Se um modelo pequeno é instável ao emitir uma chamada de ferramenta estruturada, pedir-lhe para emitir JavaScript correto é estritamente mais difícil. execute_code não reduz o ônus do modelo para nosso agente — ele o aumenta. O orçamento de tokens nunca foi nossa restrição vinculativa; a confiabilidade é.
Então a comparação não é "qual design é melhor." É:
-
Modelo de fronteira, consultas complexas, orçamento de tokens é a restrição →
execute_codevence. Adote a VesselSense. -
Modelo local pequeno, interface de voz, confiabilidade é a restrição → ferramentas nomeadas discretas vencem. Uma ferramenta nomeada com um argumento —
battery_state("house")— é a coisa mais robusta que você pode entregar a um 8B. Ele não pode errar o JavaScript porque não há JavaScript.
Ambos estão corretos. Eles são ajustados para diferentes agentes.

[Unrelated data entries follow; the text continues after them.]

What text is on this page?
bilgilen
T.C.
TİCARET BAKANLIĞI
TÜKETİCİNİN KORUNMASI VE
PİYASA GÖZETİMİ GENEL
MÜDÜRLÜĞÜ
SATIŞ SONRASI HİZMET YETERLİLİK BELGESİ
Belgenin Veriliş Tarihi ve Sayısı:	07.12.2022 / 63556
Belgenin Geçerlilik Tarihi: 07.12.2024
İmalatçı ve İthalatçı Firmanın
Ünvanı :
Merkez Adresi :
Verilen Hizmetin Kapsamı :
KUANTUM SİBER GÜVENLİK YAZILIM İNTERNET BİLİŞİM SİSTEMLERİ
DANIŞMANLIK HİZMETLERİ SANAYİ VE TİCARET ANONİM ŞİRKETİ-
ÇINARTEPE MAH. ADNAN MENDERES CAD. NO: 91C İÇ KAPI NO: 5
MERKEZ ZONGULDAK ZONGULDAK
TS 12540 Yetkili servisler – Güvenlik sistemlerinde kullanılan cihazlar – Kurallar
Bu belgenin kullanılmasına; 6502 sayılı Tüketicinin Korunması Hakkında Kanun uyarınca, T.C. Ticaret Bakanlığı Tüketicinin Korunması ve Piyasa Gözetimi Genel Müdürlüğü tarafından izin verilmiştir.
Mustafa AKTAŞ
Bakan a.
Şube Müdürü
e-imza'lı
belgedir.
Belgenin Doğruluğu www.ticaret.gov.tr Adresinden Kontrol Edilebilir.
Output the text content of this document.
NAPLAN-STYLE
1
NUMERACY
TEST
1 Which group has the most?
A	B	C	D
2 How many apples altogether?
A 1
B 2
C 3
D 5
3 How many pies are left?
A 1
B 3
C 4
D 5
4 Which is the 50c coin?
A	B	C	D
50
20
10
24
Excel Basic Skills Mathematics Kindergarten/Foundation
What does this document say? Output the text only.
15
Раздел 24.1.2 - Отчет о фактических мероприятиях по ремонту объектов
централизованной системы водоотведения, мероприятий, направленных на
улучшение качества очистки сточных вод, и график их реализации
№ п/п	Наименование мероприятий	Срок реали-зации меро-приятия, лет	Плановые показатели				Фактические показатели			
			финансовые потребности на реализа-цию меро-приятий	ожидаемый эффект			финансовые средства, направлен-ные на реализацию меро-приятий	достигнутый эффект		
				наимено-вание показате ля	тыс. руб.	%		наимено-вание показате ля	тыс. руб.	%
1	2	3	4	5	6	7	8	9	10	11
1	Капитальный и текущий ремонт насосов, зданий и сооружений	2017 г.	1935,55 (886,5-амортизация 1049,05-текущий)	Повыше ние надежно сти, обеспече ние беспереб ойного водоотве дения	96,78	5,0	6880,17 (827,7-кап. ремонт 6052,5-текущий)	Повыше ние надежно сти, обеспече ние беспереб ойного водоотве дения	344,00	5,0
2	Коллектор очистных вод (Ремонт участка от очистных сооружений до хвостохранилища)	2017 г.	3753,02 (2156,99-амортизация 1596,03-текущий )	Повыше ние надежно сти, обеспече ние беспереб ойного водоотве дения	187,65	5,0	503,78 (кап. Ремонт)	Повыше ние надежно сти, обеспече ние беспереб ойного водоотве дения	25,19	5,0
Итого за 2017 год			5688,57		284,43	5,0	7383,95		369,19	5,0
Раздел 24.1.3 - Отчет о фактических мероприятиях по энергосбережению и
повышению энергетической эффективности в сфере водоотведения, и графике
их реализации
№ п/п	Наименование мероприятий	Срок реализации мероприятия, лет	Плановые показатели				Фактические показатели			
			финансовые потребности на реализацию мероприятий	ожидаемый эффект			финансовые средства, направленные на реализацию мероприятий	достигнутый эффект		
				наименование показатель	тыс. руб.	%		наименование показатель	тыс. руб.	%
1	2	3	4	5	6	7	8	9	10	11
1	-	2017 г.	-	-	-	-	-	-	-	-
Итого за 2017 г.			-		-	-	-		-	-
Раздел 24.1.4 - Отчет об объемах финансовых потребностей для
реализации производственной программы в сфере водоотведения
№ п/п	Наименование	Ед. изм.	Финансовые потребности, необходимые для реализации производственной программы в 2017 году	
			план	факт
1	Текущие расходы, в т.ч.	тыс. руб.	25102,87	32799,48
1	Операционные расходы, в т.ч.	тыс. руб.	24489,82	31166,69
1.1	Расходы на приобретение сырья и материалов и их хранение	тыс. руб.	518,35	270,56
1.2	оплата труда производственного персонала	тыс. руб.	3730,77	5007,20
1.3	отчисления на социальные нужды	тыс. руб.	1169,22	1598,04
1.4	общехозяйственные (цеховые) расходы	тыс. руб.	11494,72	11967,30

Por que a vitória em tokens não se aplica #1: o contrato de fala
Aqui está a parte que a comparação de tokens silenciosamente ignora. Nossas ferramentas não retornam SignalK bruto — cada valor carrega uma string display segura para TTS que o agente pode falar literalmente. O SignalK armazena tudo em unidades SI e códigos concisos; um mecanismo TTS pronuncia mal tudo isso. Nosso contrato de resposta torna a forma falada um campo de primeira classe:
{
"path": "environment.wind.speedApparent",
"value": 8.5,
"display": "16.5 nós",
"unit": "nós",
"timestamp": "2026-05-18T00:00:00Z"
}
{
"bank": "house",
"soc_fraction": 0.68,
"voltage": 12.84,
"current": -8.2,
"display": "68 por cento, 12.8 volts, 8.2 amps descarregando",
"timestamp": "2026-05-14T18:00:00Z"
}
As regras por trás desse displ
Empresas brasileiras que utilizam agentes de IA podem se beneficiar da análise de eficiência de tokens e confiabilidade em suas implementações. A escolha entre ferramentas nomeadas e execução de código pode impactar a performance e a experiência do usuário. A compreensão dessas dinâmicas é crucial para otimizar soluções em ambientes de IA.